Andrew, it's Greg. I'm going to kick it off real quick, and BJ will walk through a little bit more detail just because I think I'm the one that threw out that floor of $500 million of CapEx next year. Really, there was a lot of uncertainty around the timing of the Boeing aircraft being delivered in '24 and PDPs. We wanted to throw that out as a floor; that will be no less than. So we've had more time to work through that and understand the timing, which is now why we're updating you with those numbers. But with that, BJ?

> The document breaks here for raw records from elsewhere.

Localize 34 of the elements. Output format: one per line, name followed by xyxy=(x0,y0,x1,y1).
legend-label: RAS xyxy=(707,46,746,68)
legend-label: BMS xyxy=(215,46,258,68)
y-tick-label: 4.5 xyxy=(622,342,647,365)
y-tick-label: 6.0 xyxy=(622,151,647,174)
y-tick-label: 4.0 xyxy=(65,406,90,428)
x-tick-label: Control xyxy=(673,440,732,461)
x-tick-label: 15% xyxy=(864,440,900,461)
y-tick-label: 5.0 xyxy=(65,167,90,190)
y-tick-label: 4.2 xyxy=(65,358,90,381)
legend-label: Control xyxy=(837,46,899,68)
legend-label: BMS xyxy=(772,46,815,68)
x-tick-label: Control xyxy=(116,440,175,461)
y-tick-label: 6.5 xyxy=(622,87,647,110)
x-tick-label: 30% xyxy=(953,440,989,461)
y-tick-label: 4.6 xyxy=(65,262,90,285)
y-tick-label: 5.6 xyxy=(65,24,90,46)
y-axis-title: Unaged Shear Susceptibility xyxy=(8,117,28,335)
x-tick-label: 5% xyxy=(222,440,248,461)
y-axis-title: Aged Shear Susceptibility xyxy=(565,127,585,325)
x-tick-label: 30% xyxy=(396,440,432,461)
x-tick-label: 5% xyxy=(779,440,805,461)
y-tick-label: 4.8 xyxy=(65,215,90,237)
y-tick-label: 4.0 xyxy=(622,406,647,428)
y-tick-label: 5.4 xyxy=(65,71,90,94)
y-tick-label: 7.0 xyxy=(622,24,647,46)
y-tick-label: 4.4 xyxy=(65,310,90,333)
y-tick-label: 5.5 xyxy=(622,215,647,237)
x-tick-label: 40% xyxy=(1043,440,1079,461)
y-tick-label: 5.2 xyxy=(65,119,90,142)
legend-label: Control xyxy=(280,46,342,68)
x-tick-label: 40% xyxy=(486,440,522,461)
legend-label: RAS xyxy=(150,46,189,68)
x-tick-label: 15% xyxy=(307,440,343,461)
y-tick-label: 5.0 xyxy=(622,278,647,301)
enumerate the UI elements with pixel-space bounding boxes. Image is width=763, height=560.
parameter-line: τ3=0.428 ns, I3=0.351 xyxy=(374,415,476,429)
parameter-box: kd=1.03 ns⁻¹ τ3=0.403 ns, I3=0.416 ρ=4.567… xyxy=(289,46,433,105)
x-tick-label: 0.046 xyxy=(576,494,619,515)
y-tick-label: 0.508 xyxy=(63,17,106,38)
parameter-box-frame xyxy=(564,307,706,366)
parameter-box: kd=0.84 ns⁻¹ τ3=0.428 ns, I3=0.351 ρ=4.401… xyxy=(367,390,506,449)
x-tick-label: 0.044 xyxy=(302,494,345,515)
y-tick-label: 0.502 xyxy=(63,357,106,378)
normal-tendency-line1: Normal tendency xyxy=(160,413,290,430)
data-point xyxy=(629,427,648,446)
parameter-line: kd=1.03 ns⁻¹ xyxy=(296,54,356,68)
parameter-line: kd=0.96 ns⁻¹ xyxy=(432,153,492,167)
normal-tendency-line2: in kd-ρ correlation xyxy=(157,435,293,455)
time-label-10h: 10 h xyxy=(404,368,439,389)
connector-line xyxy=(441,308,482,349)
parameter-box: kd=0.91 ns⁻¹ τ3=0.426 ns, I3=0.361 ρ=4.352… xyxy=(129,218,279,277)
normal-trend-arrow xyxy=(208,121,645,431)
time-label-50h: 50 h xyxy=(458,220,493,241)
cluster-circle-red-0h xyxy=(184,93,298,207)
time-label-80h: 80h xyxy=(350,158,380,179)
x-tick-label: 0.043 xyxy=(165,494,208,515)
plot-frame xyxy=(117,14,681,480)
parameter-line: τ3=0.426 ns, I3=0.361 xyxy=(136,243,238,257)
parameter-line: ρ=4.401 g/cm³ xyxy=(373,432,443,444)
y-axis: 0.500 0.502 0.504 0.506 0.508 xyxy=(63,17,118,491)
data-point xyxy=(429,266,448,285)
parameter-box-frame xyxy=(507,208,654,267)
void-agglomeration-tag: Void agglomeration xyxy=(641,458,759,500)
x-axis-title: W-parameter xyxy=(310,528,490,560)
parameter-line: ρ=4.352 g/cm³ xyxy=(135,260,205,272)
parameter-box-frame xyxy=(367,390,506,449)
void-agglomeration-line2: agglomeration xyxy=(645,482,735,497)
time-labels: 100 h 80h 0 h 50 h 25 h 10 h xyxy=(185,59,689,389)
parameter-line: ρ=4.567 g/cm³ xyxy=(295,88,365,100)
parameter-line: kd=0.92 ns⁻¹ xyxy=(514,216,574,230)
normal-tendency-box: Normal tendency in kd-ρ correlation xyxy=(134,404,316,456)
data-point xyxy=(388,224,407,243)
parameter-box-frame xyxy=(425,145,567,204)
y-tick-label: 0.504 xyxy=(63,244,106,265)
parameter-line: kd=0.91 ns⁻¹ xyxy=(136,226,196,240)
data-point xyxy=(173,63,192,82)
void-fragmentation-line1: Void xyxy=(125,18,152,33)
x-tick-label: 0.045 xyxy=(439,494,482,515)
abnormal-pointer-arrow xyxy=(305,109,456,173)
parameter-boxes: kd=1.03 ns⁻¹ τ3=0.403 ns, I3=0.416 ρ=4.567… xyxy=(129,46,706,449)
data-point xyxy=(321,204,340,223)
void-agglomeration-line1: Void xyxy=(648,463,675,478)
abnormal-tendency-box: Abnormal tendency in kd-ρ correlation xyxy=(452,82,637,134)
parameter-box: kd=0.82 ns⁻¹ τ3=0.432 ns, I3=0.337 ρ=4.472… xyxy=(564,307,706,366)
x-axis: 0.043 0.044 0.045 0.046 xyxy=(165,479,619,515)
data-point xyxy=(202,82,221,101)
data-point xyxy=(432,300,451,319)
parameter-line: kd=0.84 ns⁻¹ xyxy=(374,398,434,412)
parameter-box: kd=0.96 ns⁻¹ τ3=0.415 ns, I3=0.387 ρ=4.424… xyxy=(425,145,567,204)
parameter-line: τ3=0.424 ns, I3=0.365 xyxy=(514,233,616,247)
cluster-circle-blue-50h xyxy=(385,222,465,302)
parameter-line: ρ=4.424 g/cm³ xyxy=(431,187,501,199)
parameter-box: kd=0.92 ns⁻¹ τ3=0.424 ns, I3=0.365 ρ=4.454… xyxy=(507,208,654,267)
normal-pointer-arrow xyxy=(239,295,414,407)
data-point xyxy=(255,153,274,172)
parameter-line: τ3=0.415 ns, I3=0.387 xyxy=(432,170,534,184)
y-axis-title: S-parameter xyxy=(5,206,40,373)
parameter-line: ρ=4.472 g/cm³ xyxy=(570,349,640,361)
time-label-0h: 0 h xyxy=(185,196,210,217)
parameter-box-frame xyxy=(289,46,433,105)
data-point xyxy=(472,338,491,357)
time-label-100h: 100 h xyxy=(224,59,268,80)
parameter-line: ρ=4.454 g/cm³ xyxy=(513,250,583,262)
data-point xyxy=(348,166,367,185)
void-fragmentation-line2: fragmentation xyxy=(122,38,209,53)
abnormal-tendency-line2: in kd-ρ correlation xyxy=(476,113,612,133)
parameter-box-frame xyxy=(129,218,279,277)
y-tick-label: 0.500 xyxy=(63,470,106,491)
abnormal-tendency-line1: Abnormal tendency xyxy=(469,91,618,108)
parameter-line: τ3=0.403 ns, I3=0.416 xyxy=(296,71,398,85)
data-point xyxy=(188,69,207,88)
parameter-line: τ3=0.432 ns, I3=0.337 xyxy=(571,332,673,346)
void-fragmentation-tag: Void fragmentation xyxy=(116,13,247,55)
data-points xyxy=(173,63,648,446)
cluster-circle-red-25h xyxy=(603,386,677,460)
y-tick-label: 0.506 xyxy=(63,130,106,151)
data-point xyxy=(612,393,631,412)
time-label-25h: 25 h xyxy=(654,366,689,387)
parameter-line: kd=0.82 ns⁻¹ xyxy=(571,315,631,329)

Robert Neal, SVP and Chief Financial Officer

Yes. Andrew, just on that same point, if you think about a large portion of the aircraft being paid for in the calendar year prior to delivery, so with so many aircraft moving into 2024, you've got a lot of CapEx going out for pre-delivery deposits this year. I think that's actually our largest CapEx commitment this year is pre-delivery deposits. Then you have the two aircraft delivering from Boeing in the fourth quarter of this year. Remember, we also slid four placeholder aircraft from 2022 into 2023. So a lot of this CapEx was sliding from '22 to '23 and then paying PDPs for '24 and '23.

Greg Anderson, President

It’s about $135 million in total non-aircraft CapEx, $60 million to $70 million that's going to be that IT investment that we were talking about. You have some sims and simulators that we're going to be acquiring to take on the delivery of the Boeing aircraft or fleet. The remaining would be just your normal kind of standard CapEx, maintenance CapEx, such as parts, tools, things like that.

Operator, Operator

And our next question comes from Savi Syth from Raymond James. Your line is now open.

Savi Syth, Analyst

Just on the kind of the pilot and flight attendant deals. What have you seen in terms of attrition levels or kind of being able to staff that well? I'm just curious if you're only getting a deal by midyear that means as you head into the summer, you will be kind of having a headwind versus a lot of other airlines that have increased pay deals. So just curious on what you're expecting there and what you're seeing there.

Greg Anderson, President

Savi, it's Greg. I'll take a shot at this. The main point is that as we plan for 2023, we are approaching it conservatively regarding attrition and onboarding, ensuring we have enough resources and crews for peak flying seasons like March and the summer. For the entire year of 2023, we are anticipating about a 25% attrition rate among pilots, compared to 17% in 2022. In the last three months, it has been around 20%. This indicates that we are planning for attrition to be higher than what we've observed historically or in the recent months. Regarding our training capacity and the ability to attract new pilots, we expect to hire around 12 new pilots for each class. In January, we held two classes with a total of 30 pilots. Overall, we're estimating around 200 to 250 new pilots will join Allegiant this year. We're thrilled about the efforts of Tyler Hollingsworth and Rod Hardisty, our Chief Pilot, along with Tyler, our VP of Flight Ops, who are actively recruiting and enhancing our pathway programs from six to eight. We are strategically taking steps to manage our future, but we're also preparing for a less favorable scenario. Overall, we feel positive about our plan.

Operator, Operator

I am showing no further questions. I would now like to turn the call back over to John Redmond for closing remarks.

John Redmond, CEO

Well, we appreciate everyone's time and questions, all great questions. You can see why we're excited about '23 and the out years. Greg uses the term spring coiled as he mentioned for '24; we wouldn't be in a position but to the investments in '21 and '22. So we're excited. Of course, those investments, as we touched on, are not only in IT infrastructure, etc., that we're doing, but also all of the employee investments, everything from pilots, flight attendants, to everything else we're doing. So it's a heavy CapEx lift, but it's needed and required in order to take on the growth that we're driving moving forward. So stay tuned, '23 is going to be amazing, but '24 will be really something else. Thank you, everyone.

Operator, Operator

This concludes today's conference call. Thank you for participating. You may now disconnect.